1. Choice represents a limit on freedom within an otherwise unbridled range of thoughts. Subsequently, humans seek to flee our anguish through action-oriented constructs such as escapes, visualizations or visions (dreams) designed to lead us toward some meaningful end, such as necessity, destiny, determinism (God), etc. Thus, in living our lives, we often become unconscious actors — Bourgeois, Feminist, Worker, Party Member, Frenchman, Canadian or American — each doing as we must to fulfill our chosen characters' destinies.


2. Many relationships are created by people's attraction not to another person but rather how that person makes them feel about themselves by how they look at them. This is a state of emotional alienation whereby a person avoids experiencing their subjectivity by identifying themselves with "the look" of the other. "The look" of the other found the person's own being. The consequence is conflict. In order to keep the persons own being the person must control the other but must control the freedom of the other "as freedom". These relationships are a profound manifestation of "bad faith" as the for-itself is replaced with the others freedom. The purpose of the participants is not to exist but to keep the other participant looking at them. This system is often mistakenly called love but is in fact nothing more than emotional alienation and a denial of freedom through conflict with the other. 

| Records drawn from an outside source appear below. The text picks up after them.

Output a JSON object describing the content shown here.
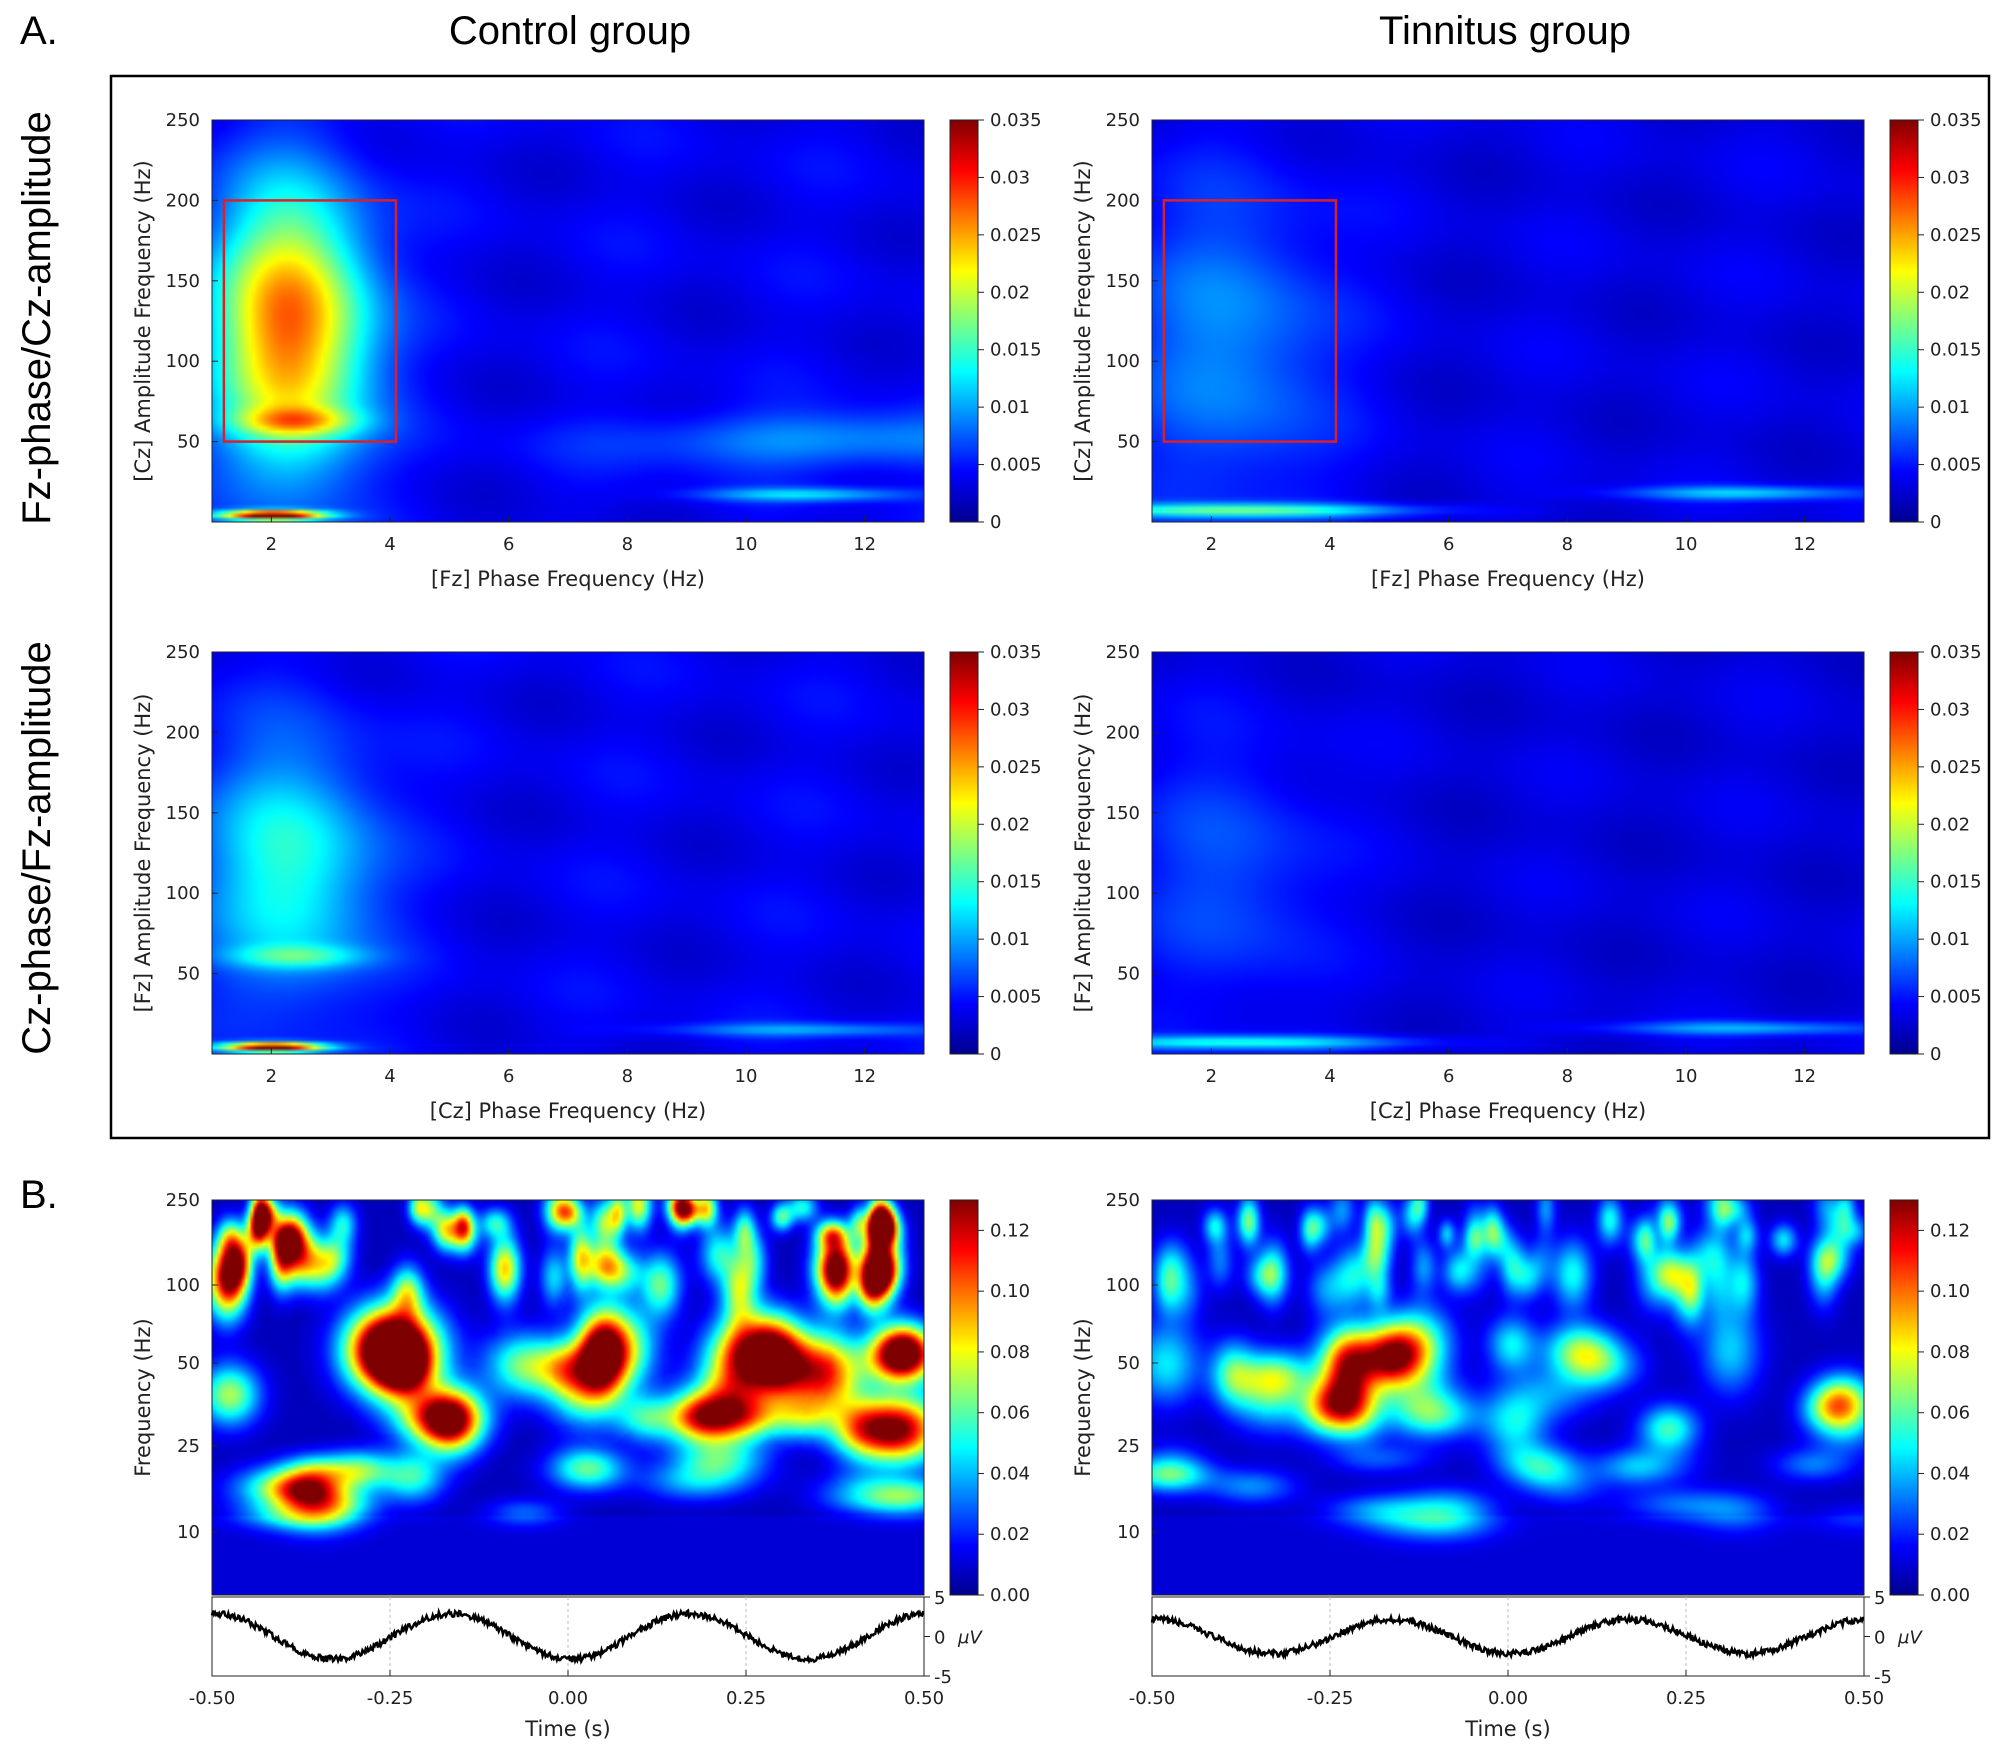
{
  "panel_labels": {
    "a": "A.",
    "b": "B."
  },
  "column_titles": [
    "Control group",
    "Tinnitus group"
  ],
  "row_titles": [
    "Fz-phase/Cz-amplitude",
    "Cz-phase/Fz-amplitude"
  ],
  "colors": {
    "box": "#d9202a",
    "frame": "#000000",
    "trace": "#000000",
    "grid": "#bbbbbb"
  },
  "chart_data": [
    {
      "id": "pac-control-fz-cz",
      "type": "heatmap",
      "row": 0,
      "col": 0,
      "xlabel": "[Fz] Phase Frequency (Hz)",
      "ylabel": "[Cz] Amplitude Frequency (Hz)",
      "xlim": [
        1,
        13
      ],
      "ylim": [
        0,
        250
      ],
      "xticks": [
        2,
        4,
        6,
        8,
        10,
        12
      ],
      "yticks": [
        50,
        100,
        150,
        200,
        250
      ],
      "colorbar": {
        "min": 0,
        "max": 0.035,
        "ticks": [
          "0",
          "0.005",
          "0.01",
          "0.015",
          "0.02",
          "0.025",
          "0.03",
          "0.035"
        ]
      },
      "roi": {
        "x": [
          1.2,
          4.1
        ],
        "y": [
          50,
          200
        ]
      },
      "peaks": [
        {
          "x": 2.3,
          "y": 120,
          "sx": 0.9,
          "sy": 60,
          "v": 0.024
        },
        {
          "x": 2.4,
          "y": 62,
          "sx": 0.7,
          "sy": 6,
          "v": 0.01
        },
        {
          "x": 2.0,
          "y": 3,
          "sx": 0.6,
          "sy": 2,
          "v": 0.033
        },
        {
          "x": 11.0,
          "y": 16,
          "sx": 1.2,
          "sy": 3,
          "v": 0.008
        },
        {
          "x": 11.5,
          "y": 50,
          "sx": 2.5,
          "sy": 12,
          "v": 0.006
        }
      ],
      "base": 0.0045
    },
    {
      "id": "pac-tinnitus-fz-cz",
      "type": "heatmap",
      "row": 0,
      "col": 1,
      "xlabel": "[Fz] Phase Frequency (Hz)",
      "ylabel": "[Cz] Amplitude Frequency (Hz)",
      "xlim": [
        1,
        13
      ],
      "ylim": [
        0,
        250
      ],
      "xticks": [
        2,
        4,
        6,
        8,
        10,
        12
      ],
      "yticks": [
        50,
        100,
        150,
        200,
        250
      ],
      "colorbar": {
        "min": 0,
        "max": 0.035,
        "ticks": [
          "0",
          "0.005",
          "0.01",
          "0.015",
          "0.02",
          "0.025",
          "0.03",
          "0.035"
        ]
      },
      "roi": {
        "x": [
          1.2,
          4.1
        ],
        "y": [
          50,
          200
        ]
      },
      "peaks": [
        {
          "x": 2.3,
          "y": 110,
          "sx": 1.2,
          "sy": 70,
          "v": 0.006
        },
        {
          "x": 2.5,
          "y": 6,
          "sx": 2.0,
          "sy": 3,
          "v": 0.012
        },
        {
          "x": 11.0,
          "y": 17,
          "sx": 1.4,
          "sy": 3,
          "v": 0.008
        }
      ],
      "base": 0.004
    },
    {
      "id": "pac-control-cz-fz",
      "type": "heatmap",
      "row": 1,
      "col": 0,
      "xlabel": "[Cz] Phase Frequency (Hz)",
      "ylabel": "[Fz] Amplitude Frequency (Hz)",
      "xlim": [
        1,
        13
      ],
      "ylim": [
        0,
        250
      ],
      "xticks": [
        2,
        4,
        6,
        8,
        10,
        12
      ],
      "yticks": [
        50,
        100,
        150,
        200,
        250
      ],
      "colorbar": {
        "min": 0,
        "max": 0.035,
        "ticks": [
          "0",
          "0.005",
          "0.01",
          "0.015",
          "0.02",
          "0.025",
          "0.03",
          "0.035"
        ]
      },
      "roi": null,
      "peaks": [
        {
          "x": 2.3,
          "y": 115,
          "sx": 1.0,
          "sy": 55,
          "v": 0.011
        },
        {
          "x": 2.4,
          "y": 60,
          "sx": 0.8,
          "sy": 5,
          "v": 0.007
        },
        {
          "x": 2.0,
          "y": 3,
          "sx": 0.6,
          "sy": 2,
          "v": 0.033
        },
        {
          "x": 11.0,
          "y": 14,
          "sx": 1.6,
          "sy": 3,
          "v": 0.006
        }
      ],
      "base": 0.0045
    },
    {
      "id": "pac-tinnitus-cz-fz",
      "type": "heatmap",
      "row": 1,
      "col": 1,
      "xlabel": "[Cz] Phase Frequency (Hz)",
      "ylabel": "[Fz] Amplitude Frequency (Hz)",
      "xlim": [
        1,
        13
      ],
      "ylim": [
        0,
        250
      ],
      "xticks": [
        2,
        4,
        6,
        8,
        10,
        12
      ],
      "yticks": [
        50,
        100,
        150,
        200,
        250
      ],
      "colorbar": {
        "min": 0,
        "max": 0.035,
        "ticks": [
          "0",
          "0.005",
          "0.01",
          "0.015",
          "0.02",
          "0.025",
          "0.03",
          "0.035"
        ]
      },
      "roi": null,
      "peaks": [
        {
          "x": 2.3,
          "y": 110,
          "sx": 1.1,
          "sy": 60,
          "v": 0.004
        },
        {
          "x": 2.5,
          "y": 6,
          "sx": 2.0,
          "sy": 3,
          "v": 0.01
        },
        {
          "x": 11.0,
          "y": 15,
          "sx": 1.6,
          "sy": 3,
          "v": 0.007
        }
      ],
      "base": 0.0038
    },
    {
      "id": "tf-control",
      "type": "heatmap",
      "row": 2,
      "col": 0,
      "xlabel": "Time (s)",
      "ylabel": "Frequency (Hz)",
      "xlim": [
        -0.5,
        0.5
      ],
      "xticks": [
        "-0.50",
        "-0.25",
        "0.00",
        "0.25",
        "0.50"
      ],
      "yticks": [
        "10",
        "25",
        "50",
        "100",
        "250"
      ],
      "colorbar": {
        "min": 0,
        "max": 0.13,
        "ticks": [
          "0.00",
          "0.02",
          "0.04",
          "0.06",
          "0.08",
          "0.10",
          "0.12"
        ]
      },
      "intensity": 1.0,
      "trace": {
        "ylabel": "μV",
        "yticks": [
          "5",
          "0",
          "-5"
        ],
        "amplitude": 3.2
      }
    },
    {
      "id": "tf-tinnitus",
      "type": "heatmap",
      "row": 2,
      "col": 1,
      "xlabel": "Time (s)",
      "ylabel": "Frequency (Hz)",
      "xlim": [
        -0.5,
        0.5
      ],
      "xticks": [
        "-0.50",
        "-0.25",
        "0.00",
        "0.25",
        "0.50"
      ],
      "yticks": [
        "10",
        "25",
        "50",
        "100",
        "250"
      ],
      "colorbar": {
        "min": 0,
        "max": 0.13,
        "ticks": [
          "0.00",
          "0.02",
          "0.04",
          "0.06",
          "0.08",
          "0.10",
          "0.12"
        ]
      },
      "intensity": 0.55,
      "trace": {
        "ylabel": "μV",
        "yticks": [
          "5",
          "0",
          "-5"
        ],
        "amplitude": 2.4
      }
    }
  ]
}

(I have read this book twice and it has helped me detach myself in a somewhat escapist way. Though against my school of thought, it has helped me gain perspective. It has helped me affirm my own views by discarding the philosophy. I would recommend it if you are ready for some serious reading and microspection.)


1 comments:

Shaz said...

I so agree, esp. about the relationships, and "the look" of the other being our point of reference.
You have done a great job of summarizing a rather complexly written work. Will direct all people who got confused by Sartre's style to your blog. It would be a shame to miss the essence due to language limitations!